When a stimulus shifts the W-nullcline so that the intersection lands on the middle branch of the N-shaped V-nullcline, the equilibrium becomes unstable and the system begins to orbit around it, producing repetitive spiking that corresponds to a neuron firing over and over. The shape of the cubic nullcline is what creates the sharp, threshold-like behavior of nerve impulses: small perturbations return to rest, but a perturbation large enough to cross the middle branch of the V-nullcline triggers a large excursion that looks like an action potential.
How Parameter Changes Shift the Picture
Nullclines depend on the parameters in your equations, so changing a parameter reshapes one or both nullclines. This can move intersection points, create new ones, or destroy existing ones. When two equilibrium points merge and vanish as a parameter is tuned, that’s a saddle-node bifurcation. When a stable equilibrium becomes unstable and spawns oscillations, that’s the Hopf bifurcation mentioned earlier. In both cases, the qualitative shift in behavior is visible as a geometric change in how the nullclines relate to each other.

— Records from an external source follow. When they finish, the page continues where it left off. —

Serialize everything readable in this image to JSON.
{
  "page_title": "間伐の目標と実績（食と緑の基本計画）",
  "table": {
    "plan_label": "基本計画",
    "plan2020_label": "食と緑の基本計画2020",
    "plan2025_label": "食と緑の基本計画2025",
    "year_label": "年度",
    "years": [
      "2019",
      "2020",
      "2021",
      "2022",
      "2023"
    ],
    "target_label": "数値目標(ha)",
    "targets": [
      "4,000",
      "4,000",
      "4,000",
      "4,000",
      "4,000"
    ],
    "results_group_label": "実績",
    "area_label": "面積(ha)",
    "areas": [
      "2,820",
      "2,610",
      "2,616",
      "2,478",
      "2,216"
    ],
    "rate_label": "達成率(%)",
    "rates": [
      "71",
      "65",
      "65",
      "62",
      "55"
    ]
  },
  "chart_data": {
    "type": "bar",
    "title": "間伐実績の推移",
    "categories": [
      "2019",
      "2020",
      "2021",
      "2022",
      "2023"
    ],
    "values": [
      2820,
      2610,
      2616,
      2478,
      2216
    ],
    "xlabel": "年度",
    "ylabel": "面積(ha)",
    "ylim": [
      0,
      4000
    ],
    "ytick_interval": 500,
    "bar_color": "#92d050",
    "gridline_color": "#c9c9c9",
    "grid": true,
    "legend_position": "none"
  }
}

This is what makes nullcline analysis so useful in practice. You don’t need to solve the differential equations (which is often impossible analytically). Instead, you sketch the nullclines, identify their intersections, determine the flow direction in each region, and read off the system’s long-term behavior directly from the geometry. Changing a parameter and re-sketching the nullclines lets you see exactly how and why the system’s behavior changes.